Plusieurs mécanismes peuvent également être envisagés pour inciter les fondateurs à performer dans l’accomplissement de leur mission afin de garantir la pertinence économique et financière du projet d’opération de fusion-acquisition. Parmi eux, l’indisponibilité de leur participation dans le SPAC est régulièrement envisagée[8].

 

 

Perspectives des SPAC

Les SPAC séduisent de nombreux investisseurs grâce aux avantages de la bourse et de la liquidité qu’ils offrent. Les SPAC offrent également la promesse d’émergence rapide de nouveaux champions dans certains domaines en consolidation, comme les infrastructures ou l’énergie. Toutefois, l’expérience récente aux Etats-Unis montre également qu’ils représentent des investissements risqués nécessitant l’accompagnement de conseils juridiques et financiers.

 

 

 

[1] La structure type du SPAC de troisième génération s’impose aujourd’hui comme la norme d’usage dans le monde financier.
[2] La forme juridique du SPAC doit permettre l’introduction sur le marché visé. En France, les sociétés anonymes, les sociétés en commandite par actions et les sociétés européennes paraissent les mieux adaptées.
[3] Il en a été ainsi pour 2MX Organic (décembre 2020), Transition et Dee Tech (juin 2021). D’autres projets sont en cours sur le même compartiment.
[4] Les investisseurs qualifiés sont définis par les articles L. 411-2, D. 411-1 et D. 411-2 du Code Monétaire et Financier.

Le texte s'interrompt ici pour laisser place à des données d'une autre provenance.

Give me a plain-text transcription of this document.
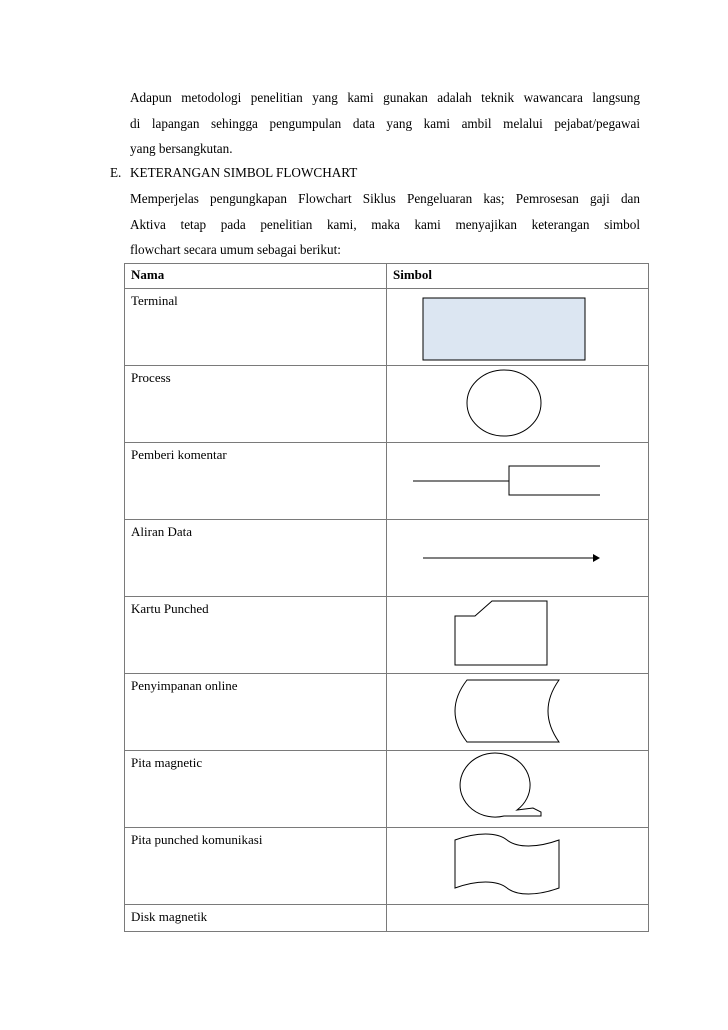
Adapun metodologi penelitian yang kami gunakan adalah teknik wawancara langsung
di lapangan sehingga pengumpulan data yang kami ambil melalui pejabat/pegawai
yang bersangkutan.
E. KETERANGAN SIMBOL FLOWCHART
Memperjelas pengungkapan Flowchart Siklus Pengeluaran kas; Pemrosesan gaji dan
Aktiva tetap pada penelitian kami, maka kami menyajikan keterangan simbol
flowchart secara umum sebagai berikut:
Nama	Simbol
Terminal	

Process	

Pemberi komentar	

Aliran Data	

Kartu Punched	

Penyimpanan online	

Pita magnetic	

Pita punched komunikasi	

Disk magnetik	
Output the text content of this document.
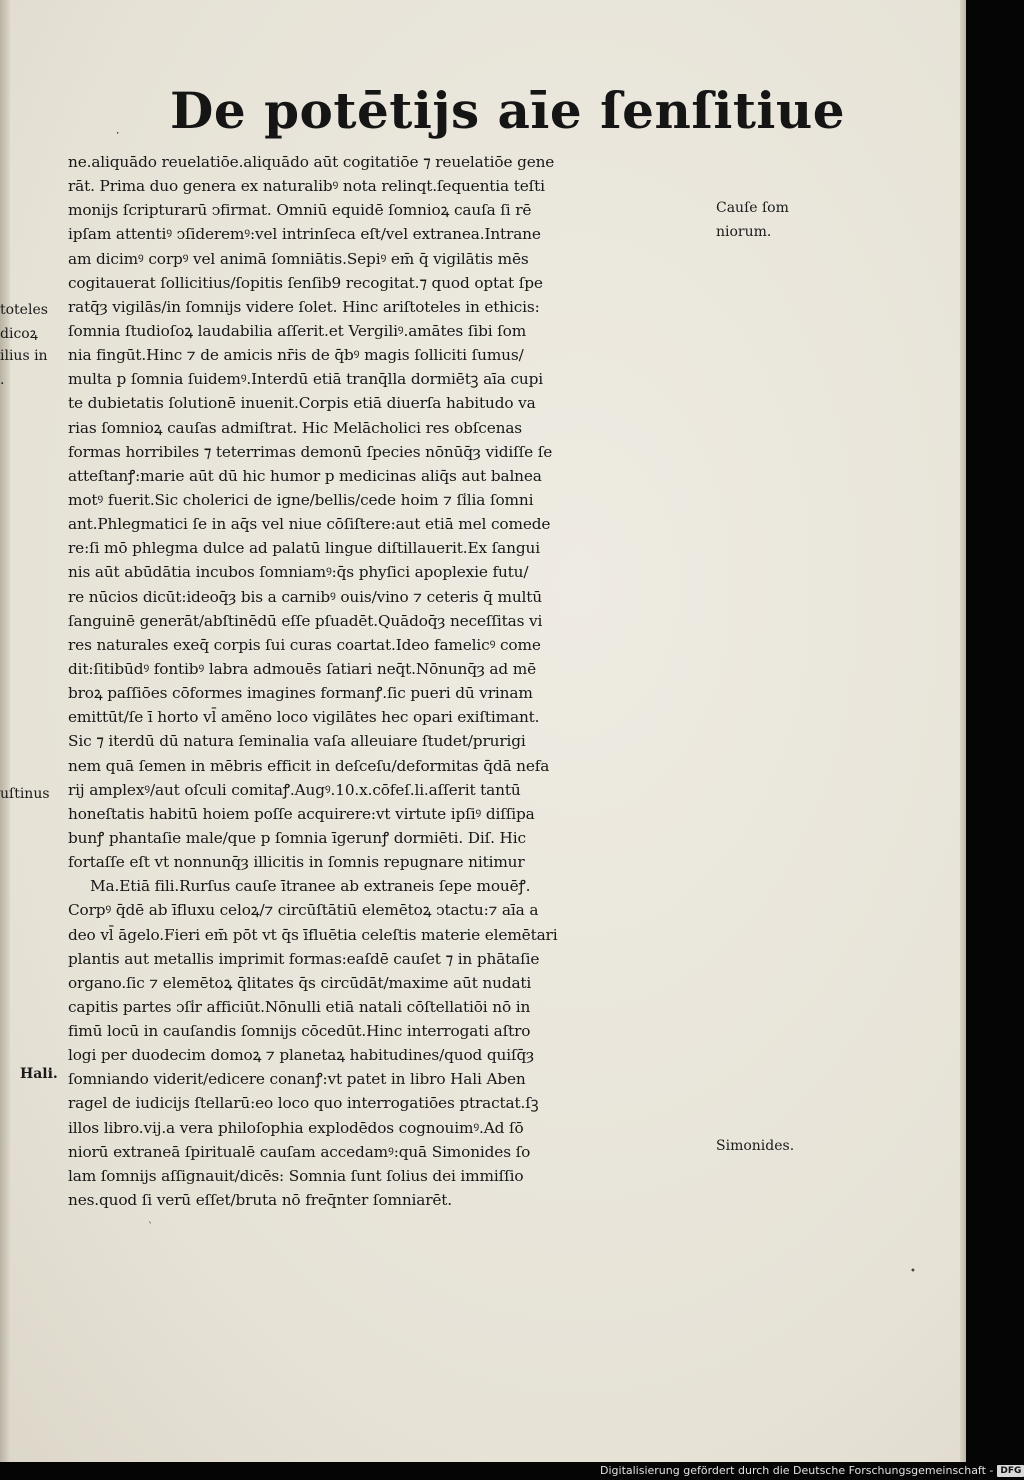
⸳ De potētijs aīe ſenſitiue
ne.aliquādo reuelatiōe.aliquādo aūt cogitatiōe ⁊ reuelatiōe gene
rāt. Prima duo genera ex naturalibꝰ nota relinqt.ſequentia teſti
monijs ſcripturarū ↄfirmat. Omniū equidē ſomnioꝝ cauſa ſi rē
ipſam attentiꝰ ↄſideremꝰ:vel intrinſeca eſt/vel extranea.Intrane
am dicimꝰ corpꝰ vel animā ſomniātis.Sepiꝰ em̄ q̄ vigilātis mēs
cogitauerat ſollicitius/ſopitis ſenſib9 recogitat.⁊ quod optat ſpe
ratq̄ȝ vigilās/in ſomnijs videre ſolet. Hinc ariſtoteles in ethicis:
ſomnia ſtudioſoꝝ laudabilia aſſerit.et Vergiliꝰ.amātes ſibi ſom
nia fingūt.Hinc ⁊ de amicis nr̄is de q̄bꝰ magis ſolliciti ſumus/
multa p ſomnia ſuidemꝰ.Interdū etiā tranq̄lla dormiētꝫ aīa cupi
te dubietatis ſolutionē inuenit.Corpis etiā diuerſa habitudo va
rias ſomnioꝝ cauſas admiſtrat. Hic Melācholici res obſcenas
formas horribiles ⁊ teterrimas demonū ſpecies nōnūq̄ȝ vidiſſe ſe
atteſtanꝭ:marie aūt dū hic humor p medicinas aliq̄s aut balnea
motꝰ fuerit.Sic cholerici de igne/bellis/cede hoim ⁊ ſi̾lia ſomni
ant.Phlegmatici ſe in aq̄s vel niue cōſiſtere:aut etiā mel comede
re:ſi mō phlegma dulce ad palatū lingue diſtillauerit.Ex ſangui
nis aūt abūdātia incubos ſomniamꝰ:q̄s phyſici apoplexie futu/
re nūcios dicūt:ideoq̄ȝ bis a carnibꝰ ouis/vino ⁊ ceteris q̄ multū
ſanguinē generāt/abſtinēdū eſſe pſuadēt.Quādoq̄ȝ neceſſitas vi
res naturales exeq̄ corpis ſui curas coartat.Ideo famelicꝰ come
dit:ſitibūdꝰ fontibꝰ labra admouēs ſatiari neq̄t.Nōnunq̄ȝ ad mē
broꝝ paſſiōes cōformes imagines formanꝭ.ſic pueri dū vrinam
emittūt/ſe ī horto vl̄ amẽno loco vigilātes hec opari exiſtimant.
Sic ⁊ iterdū dū natura ſeminalia vaſa alleuiare ſtudet/prurigi
nem quā ſemen in mēbris efficit in deſceſu/deformitas q̄dā nefa
rij amplexꝰ/aut oſculi comitaꝭ.Augꝰ.10.x.cōfeſ.li.aſſerit tantū
honeſtatis habitū hoiem poſſe acquirere:vt virtute ipſiꝰ diſſipa
bunꝭ phantaſie male/que p ſomnia īgerunꝭ dormiēti. Diſ. Hic
fortaſſe eſt vt nonnunq̄ȝ illicitis in ſomnis repugnare nitimur
Ma.Etiā fili.Rurſus cauſe ītranee ab extraneis ſepe mouēꝭ.
Corpꝰ q̄dē ab īfluxu celoꝝ/⁊ circūſtātiū elemētoꝝ ↄtactu:⁊ aīa a
deo vl̄ āgelo.Fieri em̄ pōt vt q̄s īfluētia celeſtis materie elemētari
plantis aut metallis imprimit formas:eaſdē cauſet ⁊ in phātaſie
organo.ſic ⁊ elemētoꝝ q̄litates q̄s circūdāt/maxime aūt nudati
capitis partes ↄſi̾r afficiūt.Nōnulli etiā natali cōſtellatiōi nō in
fimū locū in cauſandis ſomnijs cōcedūt.Hinc interrogati aſtro
logi per duodecim domoꝝ ⁊ planetaꝝ habitudines/quod quiſq̄ȝ
ſomniando viderit/edicere conanꝭ:vt patet in libro Hali Aben
ragel de iudicijs ſtellarū:eo loco quo interrogatiōes ptractat.ſꝫ
illos libro.vij.a vera philoſophia explodēdos cognouimꝰ.Ad ſō
niorū extraneā ſpiritualē cauſam accedamꝰ:quā Simonides ſo
lam ſomnijs aſſignauit/dicēs: Somnia ſunt ſolius dei immiſſio
nes.quod ſi verū eſſet/bruta nō freq̄nter ſomniarēt.
Cauſe ſom
niorum.
Simonides.
toteles
dicoꝝ
ilius in
.
uſtinus
Hali.
`
•
Digitalisierung gefördert durch die Deutsche Forschungsgemeinschaft - DFG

Il doit être noté que les tickets d’entrée pour investir dans les SPAC sont élevés : 1M€ pour les SPAC cotés à Paris.
[5] La pratique récente observée tend à soumettre le projet d’acquisition au conseil d’administration dans un souci de rapidité du processus.
[6] Le cadre juridique français permet d’accueillir les SPAC à Paris tout en veillant à la protection des investisseurs | AMF (amf-france.org)
[7] Les actions de préférence et les valeurs mobilières composées permettent de créer plusieurs catégories de titres de capital, assurant l’attribution de droits politiques et économiques distincts entre les fondateurs et les investisseurs, ainsi que de prévoir des mécanismes de liquidités différenciés. En pratique les fondateurs et les investisseurs sont détenteurs d’actions de préférence assorties de bons de souscription d’actions dénommées « actions des fondateurs » et « actions de marché ».
[8] Celle-ci étant assurée par (i) l’absence de cotation des « actions des fondateurs » dans un premier temps, (ii) des engagements de conservation pris par les fondateurs et des (iii) liquidités/conversions en actions cotées par atteinte d’objectifs (rémunération en escalier), obligeant les fondateurs à remplir leur mission avec la plus grande diligence et permettant un alignement des intérêts avec les investisseurs.